Source: http://www.ibdeditorials.com/IBDArticles.aspx?id=334537207260360
By INVESTOR'S BUSINESS DAILY | Posted Friday, August 07, 2009 4:20 PM PT
Diplomacy: In a quiet victory for a tiny democracy, U.S. buttinskies have stopped trying to restore a dictator to power in South America. Tiny Honduras is winning its fight for freedom.
Read More: Latin America & Caribbean
In a welcome about-face, the State Department told the Senate Foreign Relations Committee's Richard Lugar, R-Ind., in a letter Tuesday that the U.S. would no longer threaten sanctions on Honduras for ousting its president, Mel Zelaya, last June 28.
Nor will it insist on Zelaya's return to power. As it turns out, the U.S. Senate can't find any legal reason why the Honduran Supreme Court's refusal to let Zelaya stay in office beyond the time allowed by Honduran law constitutes a "military coup."
This marks a shift. The U.S. at first supported Zelaya, a man who had been elected democratically but didn't govern that way. Now they're reaching out to average Hondurans, the real democrats.
Sure, the U.S. continues to condemn Zelaya's ouster and still seeks mediation of the dispute through Costa Rican President Oscar Arias. But no U.S. sanctions means Hondurans have won.
Things could have worked out differently. Venezuela's Hugo Chavez first called for invading Honduras. That threat passed as it became clear Chavez couldn't project his power there.
Next, civil unrest was threatened by Zelaya. But Hondurans astounded the world by standing by their Congress, Supreme Court, attorney general, businesses and the church, all of which declared that Zelaya had violated the constitution and had to go.
Zelaya might have regained power, but only by becoming a dictator and ending Honduras' democracy. The people ended that.
The scariest outcome for Honduras was U.S. sanctions. They would have crushed the tiny country dependent on the U.S. for 80% of its trade. No sanctions, no Zelaya.

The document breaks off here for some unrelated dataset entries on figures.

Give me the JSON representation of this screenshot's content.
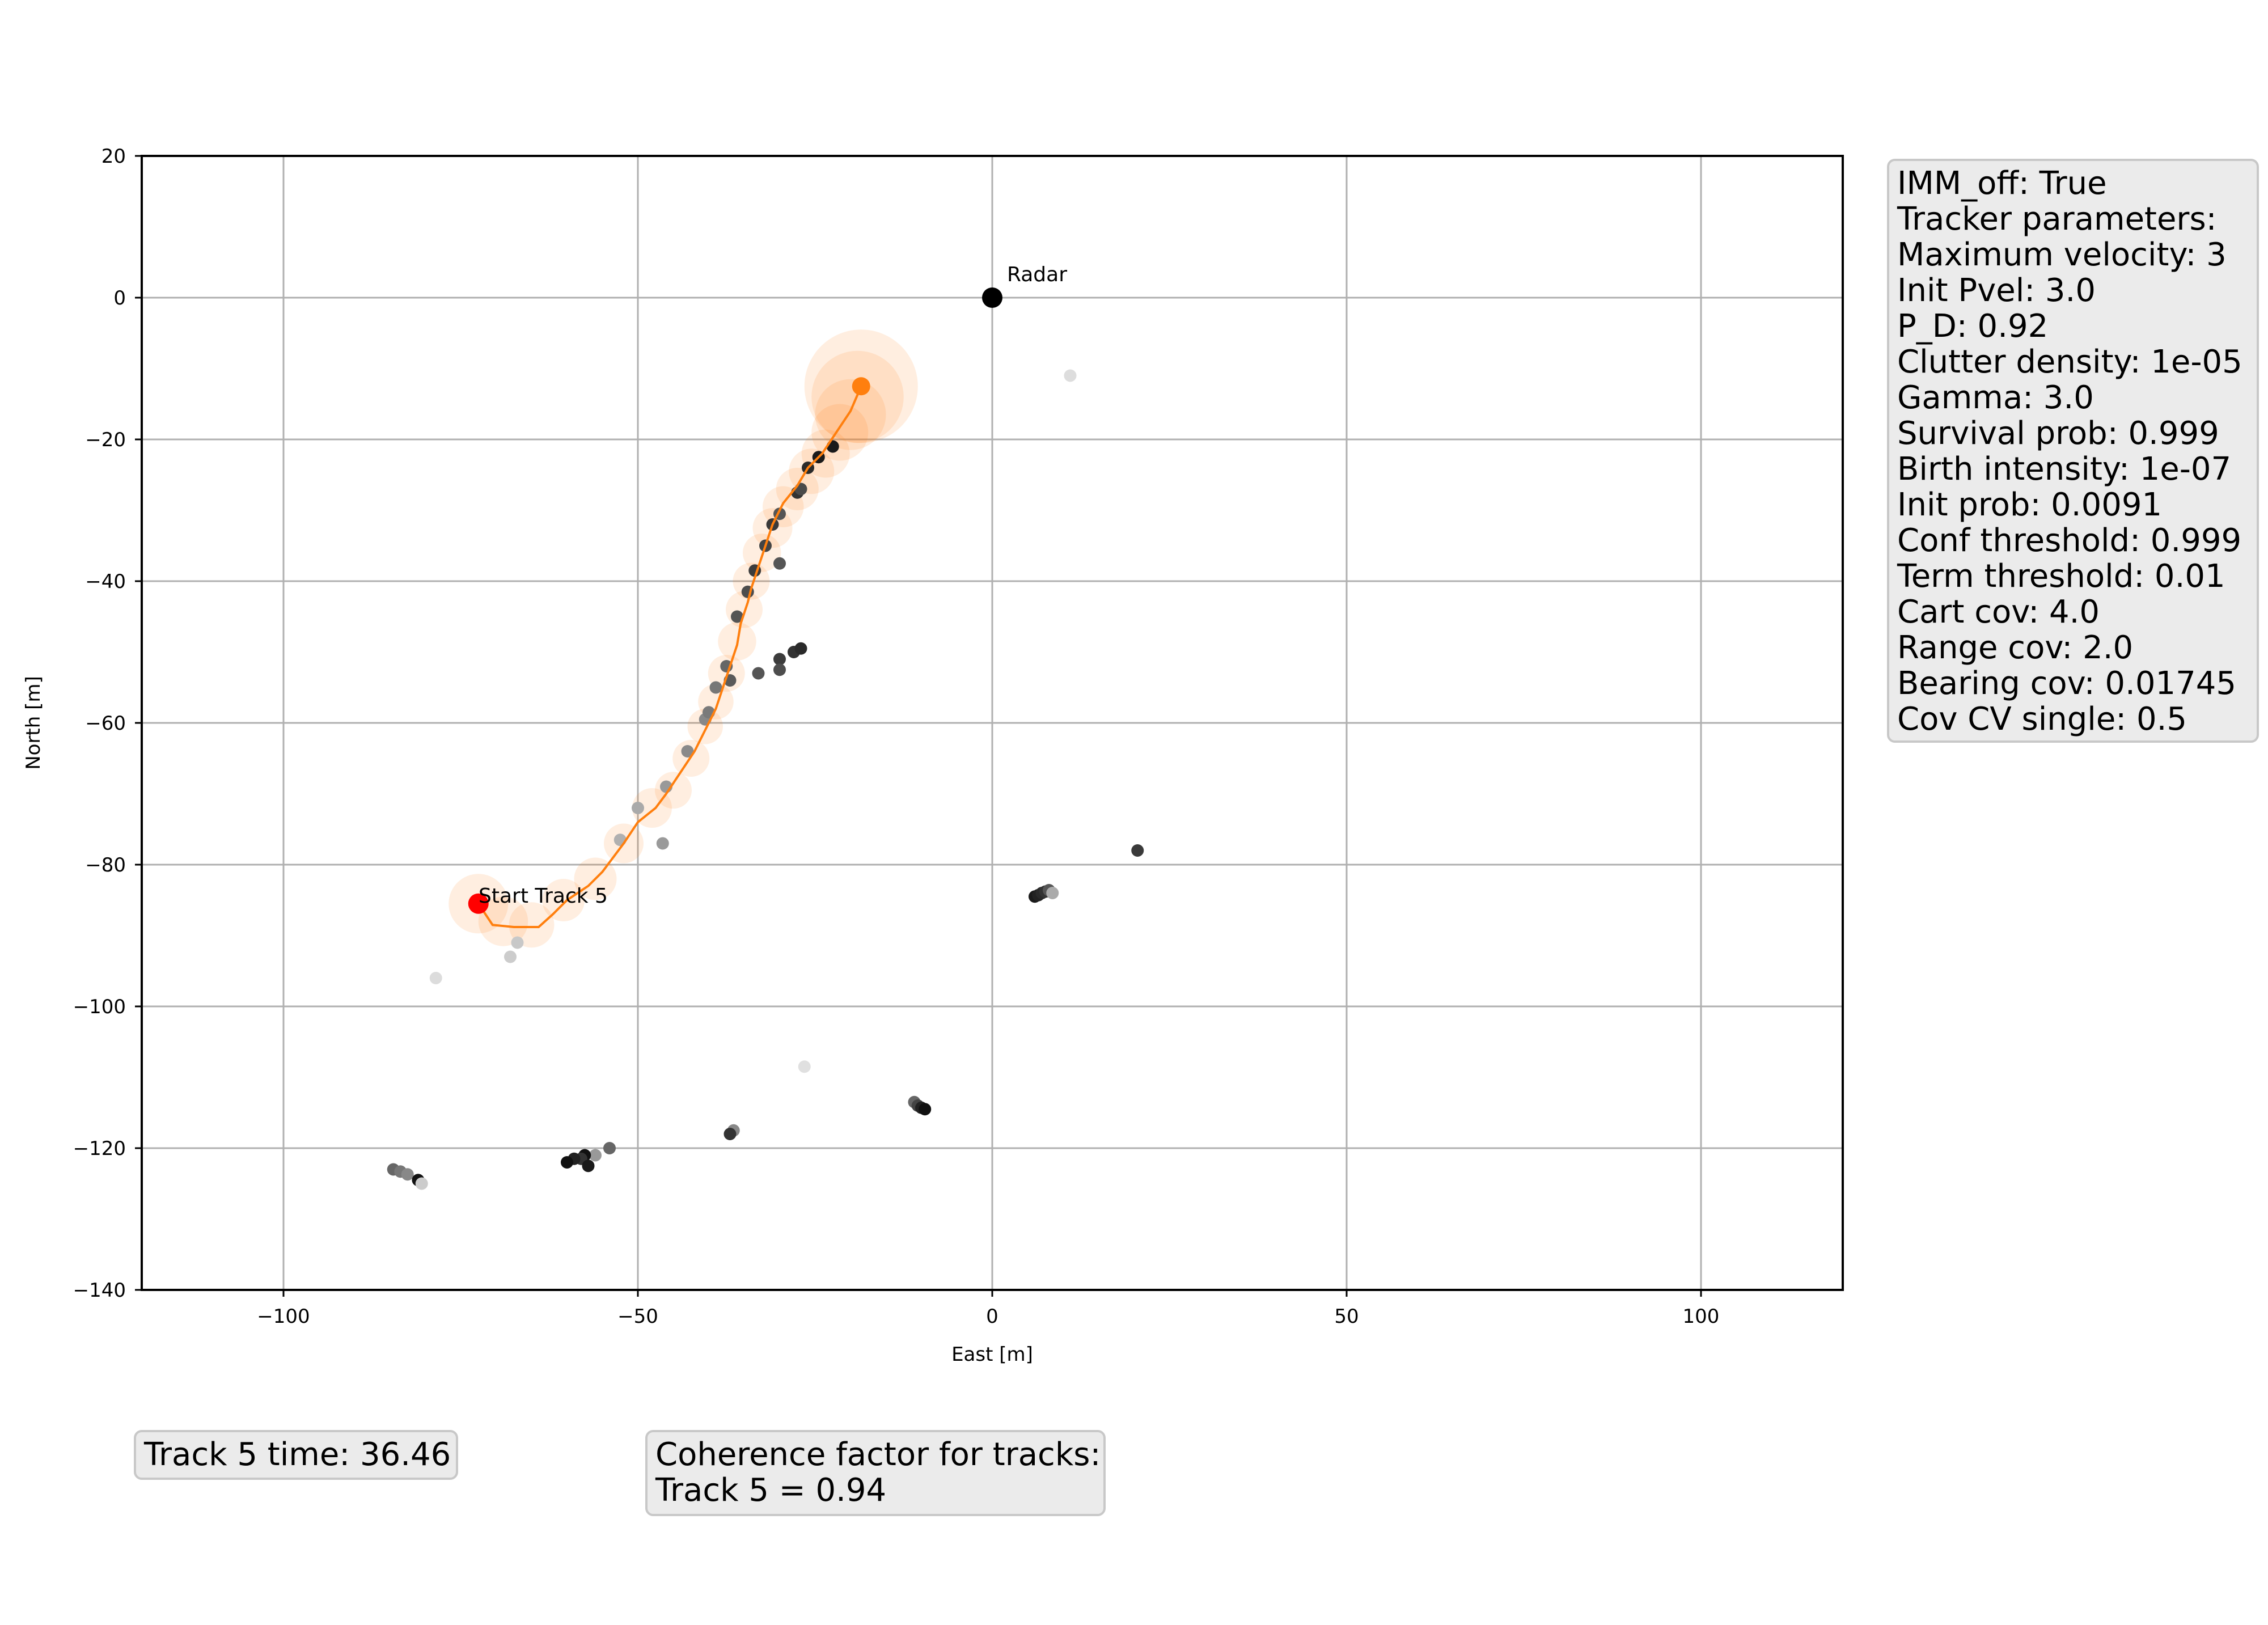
{
  "chart_data": {
    "type": "scatter",
    "xlabel": "East [m]",
    "ylabel": "North [m]",
    "xlim": [
      -120,
      120
    ],
    "ylim": [
      -140,
      20
    ],
    "xticks": [
      -100,
      -50,
      0,
      50,
      100
    ],
    "yticks": [
      20,
      0,
      -20,
      -40,
      -60,
      -80,
      -100,
      -120,
      -140
    ],
    "xtick_labels": [
      "−100",
      "−50",
      "0",
      "50",
      "100"
    ],
    "ytick_labels": [
      "20",
      "0",
      "−20",
      "−40",
      "−60",
      "−80",
      "−100",
      "−120",
      "−140"
    ],
    "grid": true,
    "radar": {
      "x": 0,
      "y": 0,
      "label": "Radar",
      "color": "#000000"
    },
    "track_start": {
      "x": -72.5,
      "y": -85.5,
      "label": "Start Track 5",
      "color": "#ff0000"
    },
    "track_end": {
      "x": -18.5,
      "y": -12.5,
      "color": "#ff7f0e"
    },
    "track_color": "#ff7f0e",
    "track": [
      [
        -72.5,
        -85.5
      ],
      [
        -70.5,
        -88.5
      ],
      [
        -67.5,
        -88.8
      ],
      [
        -64,
        -88.8
      ],
      [
        -62,
        -87
      ],
      [
        -60,
        -85
      ],
      [
        -57,
        -83
      ],
      [
        -55,
        -81
      ],
      [
        -52,
        -77
      ],
      [
        -50,
        -74
      ],
      [
        -47.5,
        -72
      ],
      [
        -46,
        -70
      ],
      [
        -44,
        -67
      ],
      [
        -42,
        -64
      ],
      [
        -41,
        -62
      ],
      [
        -40,
        -60
      ],
      [
        -39,
        -58
      ],
      [
        -38,
        -55
      ],
      [
        -37,
        -52
      ],
      [
        -36,
        -49
      ],
      [
        -35.5,
        -46
      ],
      [
        -34.5,
        -43
      ],
      [
        -34,
        -41
      ],
      [
        -33,
        -38
      ],
      [
        -32,
        -35
      ],
      [
        -31,
        -32
      ],
      [
        -29.5,
        -29
      ],
      [
        -27.5,
        -26.5
      ],
      [
        -26,
        -24
      ],
      [
        -24,
        -22
      ],
      [
        -22,
        -19
      ],
      [
        -20,
        -16
      ],
      [
        -18.5,
        -12.5
      ]
    ],
    "covariance_ellipses": [
      {
        "x": -72.5,
        "y": -85.5,
        "r": 4.2
      },
      {
        "x": -69,
        "y": -88,
        "r": 3.5
      },
      {
        "x": -65,
        "y": -88.5,
        "r": 3.2
      },
      {
        "x": -60.5,
        "y": -85,
        "r": 3
      },
      {
        "x": -56,
        "y": -82,
        "r": 3
      },
      {
        "x": -52,
        "y": -77,
        "r": 2.8
      },
      {
        "x": -48,
        "y": -72,
        "r": 2.8
      },
      {
        "x": -45,
        "y": -69.5,
        "r": 2.6
      },
      {
        "x": -42.5,
        "y": -65,
        "r": 2.6
      },
      {
        "x": -40.5,
        "y": -60.5,
        "r": 2.5
      },
      {
        "x": -39,
        "y": -57,
        "r": 2.5
      },
      {
        "x": -37.5,
        "y": -53,
        "r": 2.6
      },
      {
        "x": -36,
        "y": -48.5,
        "r": 2.7
      },
      {
        "x": -35,
        "y": -44,
        "r": 2.6
      },
      {
        "x": -34,
        "y": -40,
        "r": 2.6
      },
      {
        "x": -32.5,
        "y": -36,
        "r": 2.7
      },
      {
        "x": -31,
        "y": -32.5,
        "r": 2.8
      },
      {
        "x": -29.5,
        "y": -29.5,
        "r": 2.9
      },
      {
        "x": -27.5,
        "y": -27,
        "r": 3
      },
      {
        "x": -25.5,
        "y": -24.5,
        "r": 3.2
      },
      {
        "x": -23.5,
        "y": -22,
        "r": 3.4
      },
      {
        "x": -21.5,
        "y": -19,
        "r": 4
      },
      {
        "x": -20,
        "y": -16.5,
        "r": 5
      },
      {
        "x": -19,
        "y": -14,
        "r": 6.5
      },
      {
        "x": -18.5,
        "y": -12.5,
        "r": 8
      }
    ],
    "measurements": [
      {
        "x": -24.5,
        "y": -22.5,
        "c": "#1a1a1a"
      },
      {
        "x": -26,
        "y": -24,
        "c": "#2a2a2a"
      },
      {
        "x": -22.5,
        "y": -21,
        "c": "#1a1a1a"
      },
      {
        "x": -27.5,
        "y": -27.5,
        "c": "#333333"
      },
      {
        "x": -27,
        "y": -27,
        "c": "#4a4a4a"
      },
      {
        "x": -30,
        "y": -30.5,
        "c": "#555555"
      },
      {
        "x": -31,
        "y": -32,
        "c": "#3a3a3a"
      },
      {
        "x": -32,
        "y": -35,
        "c": "#444444"
      },
      {
        "x": -30,
        "y": -37.5,
        "c": "#555555"
      },
      {
        "x": -33.5,
        "y": -38.5,
        "c": "#3c3c3c"
      },
      {
        "x": -34.5,
        "y": -41.5,
        "c": "#4d4d4d"
      },
      {
        "x": -36,
        "y": -45,
        "c": "#555555"
      },
      {
        "x": -28,
        "y": -50,
        "c": "#333333"
      },
      {
        "x": -27,
        "y": -49.5,
        "c": "#2a2a2a"
      },
      {
        "x": -30,
        "y": -51,
        "c": "#3c3c3c"
      },
      {
        "x": -30,
        "y": -52.5,
        "c": "#4d4d4d"
      },
      {
        "x": -33,
        "y": -53,
        "c": "#555555"
      },
      {
        "x": -37.5,
        "y": -52,
        "c": "#666666"
      },
      {
        "x": -37,
        "y": -54,
        "c": "#5a5a5a"
      },
      {
        "x": -39,
        "y": -55,
        "c": "#777777"
      },
      {
        "x": -40.5,
        "y": -59.5,
        "c": "#888888"
      },
      {
        "x": -40,
        "y": -58.5,
        "c": "#7a7a7a"
      },
      {
        "x": -43,
        "y": -64,
        "c": "#8a8a8a"
      },
      {
        "x": -46,
        "y": -69,
        "c": "#999999"
      },
      {
        "x": -50,
        "y": -72,
        "c": "#aaaaaa"
      },
      {
        "x": -46.5,
        "y": -77,
        "c": "#9a9a9a"
      },
      {
        "x": -52.5,
        "y": -76.5,
        "c": "#b0b0b0"
      },
      {
        "x": -67,
        "y": -91,
        "c": "#c8c8c8"
      },
      {
        "x": -68,
        "y": -93,
        "c": "#cccccc"
      },
      {
        "x": -78.5,
        "y": -96,
        "c": "#dcdcdc"
      },
      {
        "x": -26.5,
        "y": -108.5,
        "c": "#e0e0e0"
      },
      {
        "x": 11,
        "y": -11,
        "c": "#dddddd"
      },
      {
        "x": 20.5,
        "y": -78,
        "c": "#3a3a3a"
      },
      {
        "x": 6,
        "y": -84.5,
        "c": "#1a1a1a"
      },
      {
        "x": 6.5,
        "y": -84.3,
        "c": "#222222"
      },
      {
        "x": 7,
        "y": -84,
        "c": "#2a2a2a"
      },
      {
        "x": 7.5,
        "y": -83.8,
        "c": "#333333"
      },
      {
        "x": 8,
        "y": -83.6,
        "c": "#555555"
      },
      {
        "x": 8.5,
        "y": -84,
        "c": "#aaaaaa"
      },
      {
        "x": -11,
        "y": -113.5,
        "c": "#666666"
      },
      {
        "x": -10.5,
        "y": -114,
        "c": "#444444"
      },
      {
        "x": -10,
        "y": -114.3,
        "c": "#222222"
      },
      {
        "x": -9.5,
        "y": -114.5,
        "c": "#111111"
      },
      {
        "x": -36.5,
        "y": -117.5,
        "c": "#888888"
      },
      {
        "x": -37,
        "y": -118,
        "c": "#333333"
      },
      {
        "x": -54,
        "y": -120,
        "c": "#666666"
      },
      {
        "x": -56,
        "y": -121,
        "c": "#999999"
      },
      {
        "x": -57.5,
        "y": -121,
        "c": "#111111"
      },
      {
        "x": -58,
        "y": -121.5,
        "c": "#333333"
      },
      {
        "x": -59,
        "y": -121.5,
        "c": "#222222"
      },
      {
        "x": -60,
        "y": -122,
        "c": "#111111"
      },
      {
        "x": -57,
        "y": -122.5,
        "c": "#1a1a1a"
      },
      {
        "x": -84.5,
        "y": -123,
        "c": "#666666"
      },
      {
        "x": -83.5,
        "y": -123.3,
        "c": "#777777"
      },
      {
        "x": -82.5,
        "y": -123.7,
        "c": "#888888"
      },
      {
        "x": -81,
        "y": -124.5,
        "c": "#111111"
      },
      {
        "x": -80.5,
        "y": -125,
        "c": "#cccccc"
      }
    ]
  },
  "params_box": {
    "lines": [
      "IMM_off: True",
      "Tracker parameters:",
      "Maximum velocity: 3",
      "Init Pvel: 3.0",
      "P_D: 0.92",
      "Clutter density: 1e-05",
      "Gamma: 3.0",
      "Survival prob: 0.999",
      "Birth intensity: 1e-07",
      "Init prob: 0.0091",
      "Conf threshold: 0.999",
      "Term threshold: 0.01",
      "Cart cov: 4.0",
      "Range cov: 2.0",
      "Bearing cov: 0.01745",
      "Cov CV single: 0.5"
    ]
  },
  "time_box": {
    "text": "Track 5 time: 36.46"
  },
  "coherence_box": {
    "line1": "Coherence factor for tracks:",
    "line2": "Track 5 = 0.94"
  }
}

This isn't to say U.S. policymakers are happy or that the dispute is over. Honduras is still suspended from the Organization of American States, its trade has been disrupted, Venezuela's oil is still cut off, and its officials still can't get U.S. visas. But the worst is over. Whatever changes that come will be by Honduran consent alone.
The U.S. still supports Arias' mediation, and if that helps, good.

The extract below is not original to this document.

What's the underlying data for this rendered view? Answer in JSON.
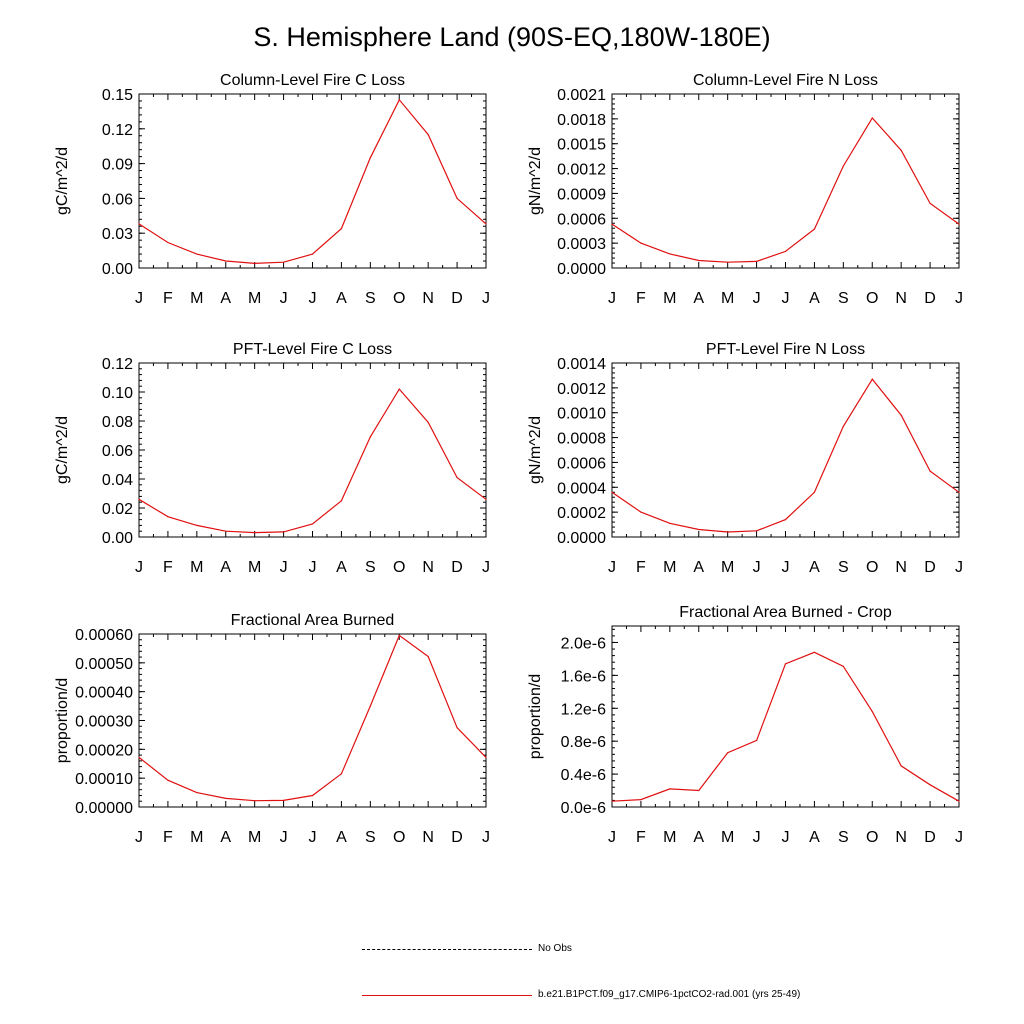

By ending the threats, talks can begin. Constructive solutions, like early elections or persuading Honduras' congress to add an impeachment law to its constitution, can now be put on the table.

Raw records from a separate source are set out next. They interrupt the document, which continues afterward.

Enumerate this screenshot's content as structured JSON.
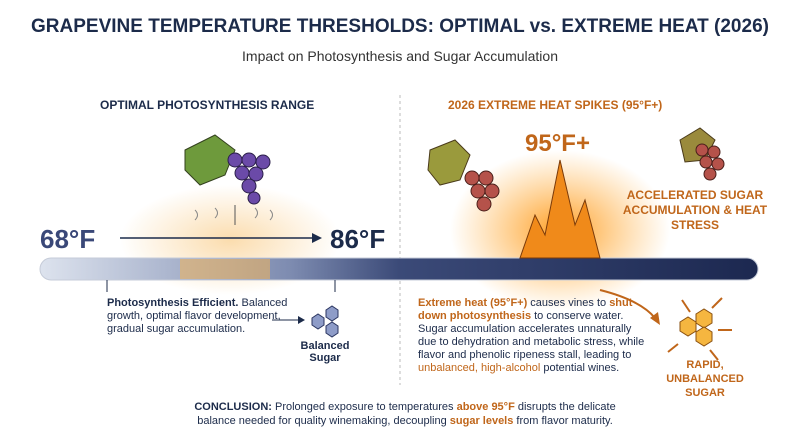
{
  "header": {
    "title": "GRAPEVINE TEMPERATURE THRESHOLDS: OPTIMAL vs. EXTREME HEAT (2026)",
    "subtitle": "Impact on Photosynthesis and Sugar Accumulation"
  },
  "left": {
    "heading": "OPTIMAL PHOTOSYNTHESIS RANGE",
    "min_temp": "68°F",
    "max_temp": "86°F",
    "description": [
      "Photosynthesis Efficient.",
      "Balanced growth, optimal flavor development, gradual sugar accumulation."
    ],
    "result": "Balanced Sugar"
  },
  "right": {
    "heading": "2026 EXTREME HEAT SPIKES (95°F+)",
    "spike_label": "95°F+",
    "effect": "ACCELERATED SUGAR ACCUMULATION & HEAT STRESS",
    "description": [
      "Extreme heat (95°F+)",
      " causes vines to ",
      "shut down photosynthesis",
      " to conserve water. Sugar accumulation accelerates unnaturally due to dehydration and metabolic stress, while flavor and phenolic ripeness stall, leading to ",
      "unbalanced, high-alcohol",
      " potential wines."
    ],
    "result": "RAPID, UNBALANCED SUGAR"
  },
  "conclusion": [
    "CONCLUSION:",
    " Prolonged exposure to temperatures ",
    "above 95°F",
    " disrupts the delicate balance needed for quality winemaking, decoupling ",
    "sugar levels",
    " from flavor maturity."
  ]
}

The reality is, the Hondurans shouldn't be on the spot at all. What happened wasn't a coup; it was a good-faith effort by decent people to fix a difficult situation that threatened their democracy.
This, by the way, also opens the door to a return of democracy in troubled nations like Ecuador, Nicaragua, Bolivia, Cuba and Venezuela. People in those nations can take courage from Honduras.
The U.S. was smart to take the side of freedom. The Hondurans, however, were right all along. After all, it's their democracy. And now they've won it back.